RISI China Conference: Demanding times

Growing packaging board and tissue production is putting a strain on global recovered paper supplies.


With fewer newspapers and magazines to be recovered and additional paper mill capacity coming online, the ripple effects of these supply and demand situations led to high recovered fibre prices in late 2016.

 

Presenters at the RISI Fifth Annual China International Recycled Fiber Conference, held in Zhuhai, China, in early December 2016, pointed to many reasons for the recent surge in pricing, some on the supply side and others pertaining to demand.

 

Kevin Jiang, a project analyst with United States-based RISI, commented that the old corrugated containers (OCC) grade in China experienced a rapid price hike in the fourth quarter of 2015, hitting $215 per tonne in November. “This was abnormal,” said Jiang, who cited the bankruptcy of Korean shipping company Hanjin as one of the reasons for the price hike, since sidelined containers “pinched supply.”

 

Jiang commented that OCC prices did not rise as sharply in Europe or North America. “We think [the price increase] was irrational and cannot be explained by supply and demand,” said Jiang.

 

Regarding demand, Jiang said China was on track to import 5% less recovered fibre in 2016 compared to the year before, although other Asian nations including India, Thailand and Vietnam will have increased their scrap paper imports in 2016. Although China collected some 47 million tonnes of scrap paper in 2016, Jiang said the nation was “still far from self-sufficient in recovered paper.”

 

Bill Moore of United States-based Moore & Associates noted the production of newsprint and other printing and writing grades continues to decline in many parts of the world, making the recovery of those grades more difficult for recyclers.

 

In the United States, newsprint capacity has fallen from 6.5 million tonnes in 1995 to just 1.9 million tonnes in 2015. “You can’t recover what you’re not making,” said Moore.

 

In the first half of 2016, as measured by value in U.S. dollars, China had imported 8.8% less recovered fibre from the U.S., joined by Malaysia and South Korea as nations who imported less scrap paper from America.
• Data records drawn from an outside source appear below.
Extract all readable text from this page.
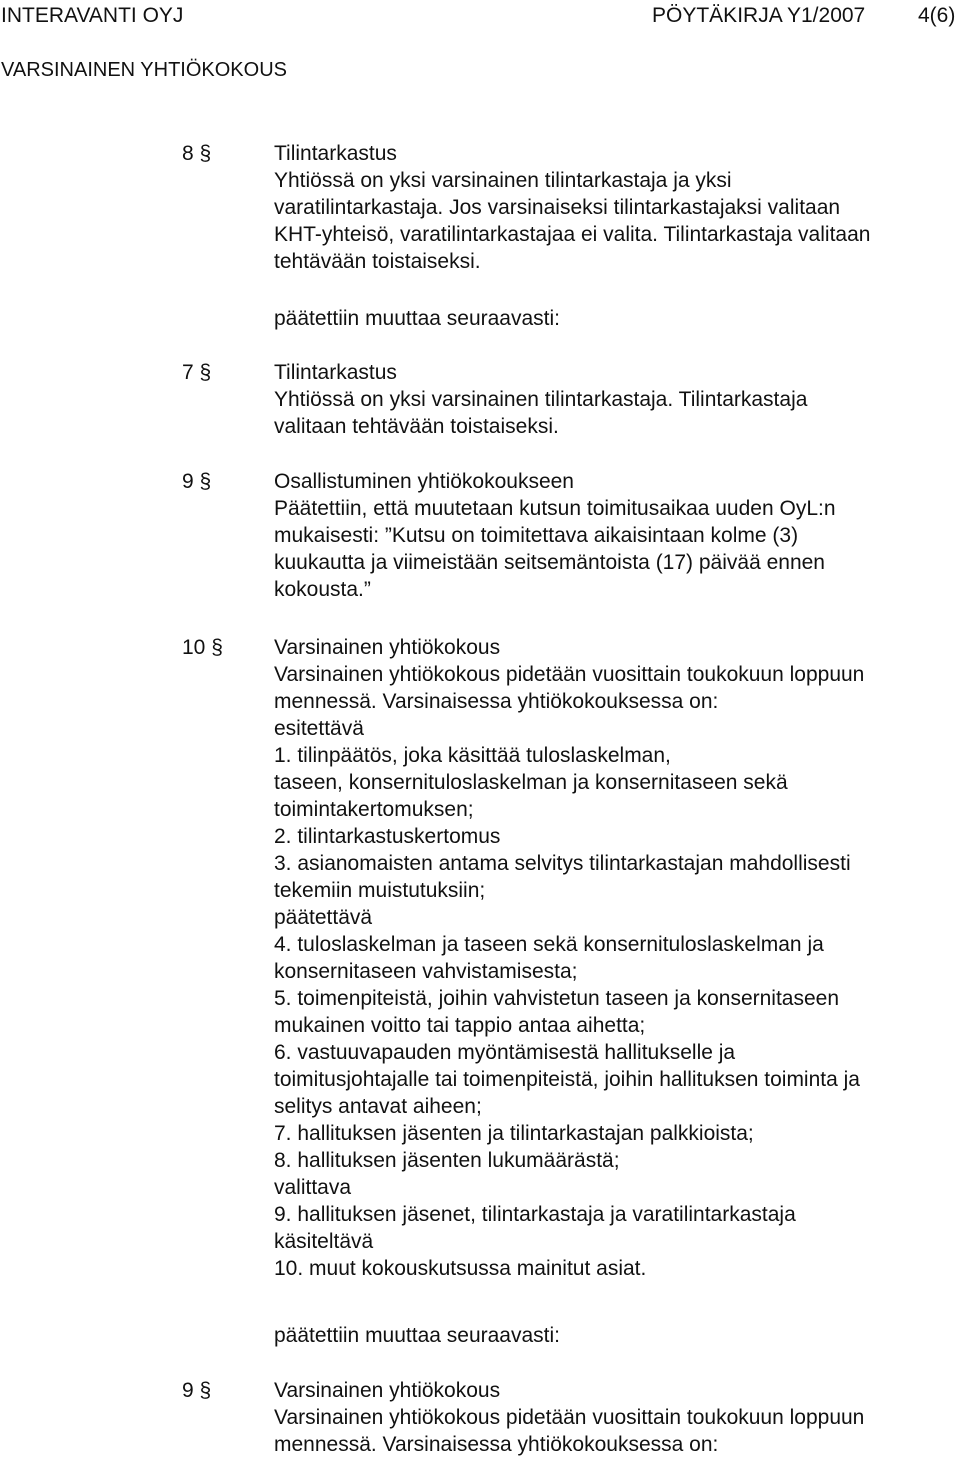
INTERAVANTI OYJ	PÖYTÄKIRJA Y1/2007	4(6)
VARSINAINEN YHTIÖKOKOUS
8 §	Tilintarkastus
Yhtiössä on yksi varsinainen tilintarkastaja ja yksi
varatilintarkastaja. Jos varsinaiseksi tilintarkastajaksi valitaan
KHT-yhteisö, varatilintarkastajaa ei valita. Tilintarkastaja valitaan
tehtävään toistaiseksi.
päätettiin muuttaa seuraavasti:
7 §	Tilintarkastus
Yhtiössä on yksi varsinainen tilintarkastaja. Tilintarkastaja
valitaan tehtävään toistaiseksi.
9 §	Osallistuminen yhtiökokoukseen
Päätettiin, että muutetaan kutsun toimitusaikaa uuden OyL:n
mukaisesti: ”Kutsu on toimitettava aikaisintaan kolme (3)
kuukautta ja viimeistään seitsemäntoista (17) päivää ennen
kokousta.”
10 § Varsinainen yhtiökokous
Varsinainen yhtiökokous pidetään vuosittain toukokuun loppuun
mennessä. Varsinaisessa yhtiökokouksessa on:
esitettävä
1. tilinpäätös, joka käsittää tuloslaskelman,
taseen, konsernituloslaskelman ja konsernitaseen sekä
toimintakertomuksen;
2. tilintarkastuskertomus
3. asianomaisten antama selvitys tilintarkastajan mahdollisesti
tekemiin muistutuksiin;
päätettävä
4. tuloslaskelman ja taseen sekä konsernituloslaskelman ja
konsernitaseen vahvistamisesta;
5. toimenpiteistä, joihin vahvistetun taseen ja konsernitaseen
mukainen voitto tai tappio antaa aihetta;
6. vastuuvapauden myöntämisestä hallitukselle ja
toimitusjohtajalle tai toimenpiteistä, joihin hallituksen toiminta ja
selitys antavat aiheen;
7. hallituksen jäsenten ja tilintarkastajan palkkioista;
8. hallituksen jäsenten lukumäärästä;
valittava
9. hallituksen jäsenet, tilintarkastaja ja varatilintarkastaja
käsiteltävä
10. muut kokouskutsussa mainitut asiat.
päätettiin muuttaa seuraavasti:
9 §	Varsinainen yhtiökokous
Varsinainen yhtiökokous pidetään vuosittain toukokuun loppuun
mennessä. Varsinaisessa yhtiökokouksessa on:
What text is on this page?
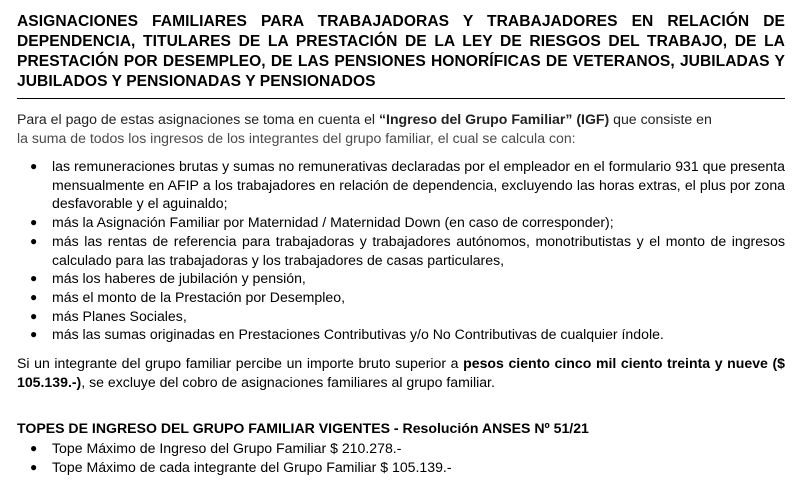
ASIGNACIONES FAMILIARES PARA TRABAJADORAS Y TRABAJADORES EN RELACIÓN DE DEPENDENCIA, TITULARES DE LA PRESTACIÓN DE LA LEY DE RIESGOS DEL TRABAJO, DE LA PRESTACIÓN POR DESEMPLEO, DE LAS PENSIONES HONORÍFICAS DE VETERANOS, JUBILADAS Y JUBILADOS Y PENSIONADAS Y PENSIONADOS

Para el pago de estas asignaciones se toma en cuenta el “Ingreso del Grupo Familiar” (IGF) que consiste en
la suma de todos los ingresos de los integrantes del grupo familiar, el cual se calcula con:

● las remuneraciones brutas y sumas no remunerativas declaradas por el empleador en el formulario 931 que presenta mensualmente en AFIP a los trabajadores en relación de dependencia, excluyendo las horas extras, el plus por zona desfavorable y el aguinaldo;
● más la Asignación Familiar por Maternidad / Maternidad Down (en caso de corresponder);
● más las rentas de referencia para trabajadoras y trabajadores autónomos, monotributistas y el monto de ingresos calculado para las trabajadoras y los trabajadores de casas particulares,
● más los haberes de jubilación y pensión,
● más el monto de la Prestación por Desempleo,
● más Planes Sociales,
● más las sumas originadas en Prestaciones Contributivas y/o No Contributivas de cualquier índole.

Si un integrante del grupo familiar percibe un importe bruto superior a pesos ciento cinco mil ciento treinta y nueve ($ 105.139.-), se excluye del cobro de asignaciones familiares al grupo familiar.

TOPES DE INGRESO DEL GRUPO FAMILIAR VIGENTES - Resolución ANSES Nº 51/21

● Tope Máximo de Ingreso del Grupo Familiar $ 210.278.-
● Tope Máximo de cada integrante del Grupo Familiar $ 105.139.-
On the other side of the equation, India imported 17% more recovered fibre (measured by value) from the U.S., and it was joined by Mexico, Taiwan, Thailand, Indonesia, Vietnam and Japan as nations that imported more scrap paper from the U.S.

 

Mixed paper remains a major export grade, said Moore, as there is “little new demand for mixed paper” from North American mills.

 

The RISI Fifth Annual China International Recycled Fiber Conference was 8-9 December in Zhuhai, China.